Lewes-native Patrick Jackson always wanted to be a police officer.
He once worked as a seasonal officer in Lewes, joined Cape High's JROTC program and studied criminal justice in college. Now a Delaware State Police trooper, Jackson maintains the same enthusiasm and dedication for law enforcement. And it hasn't gone unnoticed, as he was recently honored as Trooper of the Year.
“This is a job of a lifetime, and I'm totally happy with what I'm doing,” Jackson said. “I was absolutely surprised and caught off guard.”
The state police began recognizing troopers of the year in 1979, which puts Jackson in an elite class.
To be nominated, a trooper must exceed performance standards and be recognized by his or her peers as one who consistently displays integrity and work ethic. Jackson is not overlooking the significance and magnitude of the award.
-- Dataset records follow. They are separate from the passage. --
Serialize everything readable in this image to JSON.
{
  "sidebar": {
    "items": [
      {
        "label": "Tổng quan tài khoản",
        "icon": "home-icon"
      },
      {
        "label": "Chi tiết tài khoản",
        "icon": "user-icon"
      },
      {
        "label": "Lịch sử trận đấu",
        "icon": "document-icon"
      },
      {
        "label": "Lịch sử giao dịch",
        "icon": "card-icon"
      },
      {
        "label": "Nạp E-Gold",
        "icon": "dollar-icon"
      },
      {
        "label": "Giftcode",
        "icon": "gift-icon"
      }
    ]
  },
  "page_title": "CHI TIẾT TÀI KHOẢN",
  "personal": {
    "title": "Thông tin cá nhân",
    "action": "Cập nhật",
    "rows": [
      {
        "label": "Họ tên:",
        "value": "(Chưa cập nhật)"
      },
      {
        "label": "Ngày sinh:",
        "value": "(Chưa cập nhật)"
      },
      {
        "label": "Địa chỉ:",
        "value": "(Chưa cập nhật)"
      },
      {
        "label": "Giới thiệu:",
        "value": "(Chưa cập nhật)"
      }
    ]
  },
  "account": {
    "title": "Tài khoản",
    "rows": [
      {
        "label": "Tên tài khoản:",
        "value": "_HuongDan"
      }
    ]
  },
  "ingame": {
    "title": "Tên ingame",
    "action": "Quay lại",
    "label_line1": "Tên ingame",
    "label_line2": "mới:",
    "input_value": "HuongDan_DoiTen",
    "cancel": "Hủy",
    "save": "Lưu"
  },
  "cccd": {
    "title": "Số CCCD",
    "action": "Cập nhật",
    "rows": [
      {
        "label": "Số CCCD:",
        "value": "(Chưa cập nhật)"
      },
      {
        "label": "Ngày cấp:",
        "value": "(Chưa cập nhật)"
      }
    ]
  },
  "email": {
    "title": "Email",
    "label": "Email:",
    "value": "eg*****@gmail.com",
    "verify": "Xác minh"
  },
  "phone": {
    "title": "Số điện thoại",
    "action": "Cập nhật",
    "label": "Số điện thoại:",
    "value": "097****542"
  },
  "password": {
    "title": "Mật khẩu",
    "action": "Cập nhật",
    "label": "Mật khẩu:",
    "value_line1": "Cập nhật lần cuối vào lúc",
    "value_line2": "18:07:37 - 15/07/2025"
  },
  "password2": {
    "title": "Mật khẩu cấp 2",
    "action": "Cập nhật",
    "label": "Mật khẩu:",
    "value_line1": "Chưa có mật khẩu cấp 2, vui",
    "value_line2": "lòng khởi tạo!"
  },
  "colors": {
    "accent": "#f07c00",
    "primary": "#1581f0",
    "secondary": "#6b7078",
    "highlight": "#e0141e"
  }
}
“It's very humbling,” he said. “It makes you take a deep breath and count your blessings.”
Jackson's name will join 36 others on a plaque at the police academy in Dover.
“As I look over the names on that plaque, a lot of those names are easily recognizable,” he said. “There's a lot of positive conversations about them. That's when it sinks in that I'm a part of that group.”
Jackson said there have been a lot of people who have molded him into the person he is today – his family being at the top of the list. Neither of his parents are in the law enforcement field, but they did not waiver in their support when their son wanted to get into a dangerous line of work.
“They would tell me I could do anything as long as I worked hard and stuck with it,” he said. “That goes all the way up to my very supportive wife. Without the support of family, I don't think a lot of things are possible. Support makes it a lot easier.”
Jackson is a 2001 graduate of Cape Henlopen High School. He was a member of the Vikings' basketball team for three years under coach Jerry Peden. He was named a Cape Gazette Athlete of the Week in 2001 after an impressive performance against Hodgson in the 2001 state tournament. Still, it was his time in the JROTC program that really made an impression during his younger years, specifically advisor Lt. Col. Ron Erale,
“I give him a lot of credit. He did a really good job of providing good examples of what could be possible,” he said. “It's neat to hear that from someone at school. I could talk to him about law enforcement and what my aspirations were. He really made a big impact.”
After graduating from Cape, Jackson worked summers as a seasonal officer in the Lewes Police Department. All the while, he was studying criminal justice at Delaware Technical Community College. He is now continuing his education at Wilmington University and hopes to attain a bachelor's degree in the future.
In 2008, he was hired by Chief Mike Redmon at the Bethany Beach Police Department. He worked for the town for 3.5 years before achieving his lifetime goal of working for the state police. Jackson was based out of Troop 7 in Lewes, but he recently moved to Troop 4 in Georgetown to work as a detective with the Governor's Task Force. His day-to-day duties now have him doing proactive street level enforcement, probationary checks and addressing nuisance issues and homes. He said the focus is on more short-term street crimes.
Jackson's investigative work was one of the contributing factors in his recognition. In January 2013, Jackson used information he received from a traffic stop to dig deeper into a rash of thefts and burglaries. His investigation identified a suspect who was arrested for more than 100 crimes.
While only his name is added to the Trooper of the Year plaque, Jackson said, he couldn't have done it without the support of his colleagues. He specifically acknowledged Sgt. Jamie Dorsey-Sterner, his shift supervisor. He said she did a good job of giving him and his colleagues time to go to after-school programs in communities, like West Rehoboth, Burton Village and Cool Springs, to do community relations work. That is a part of the job he really enjoys.
“I try to be a positive influence in their lives,” he said. “It is something that I enjoy doing. We're having a positive impact on the community down there, and it benefits everyone involved.”
He's also worked with the Big Brothers Big Sisters program for 10 years.
When off duty, Jackson enjoys hunting, fishing, the beach and spending time with his family. He said he will always cherish the honor.
“A nomination is just really unbelievable, being that there are so many troopers across the state,” he said. “Being Trooper of the Year, it's really almost surreal when I stop and think about it. I don't think it's sunk in yet.”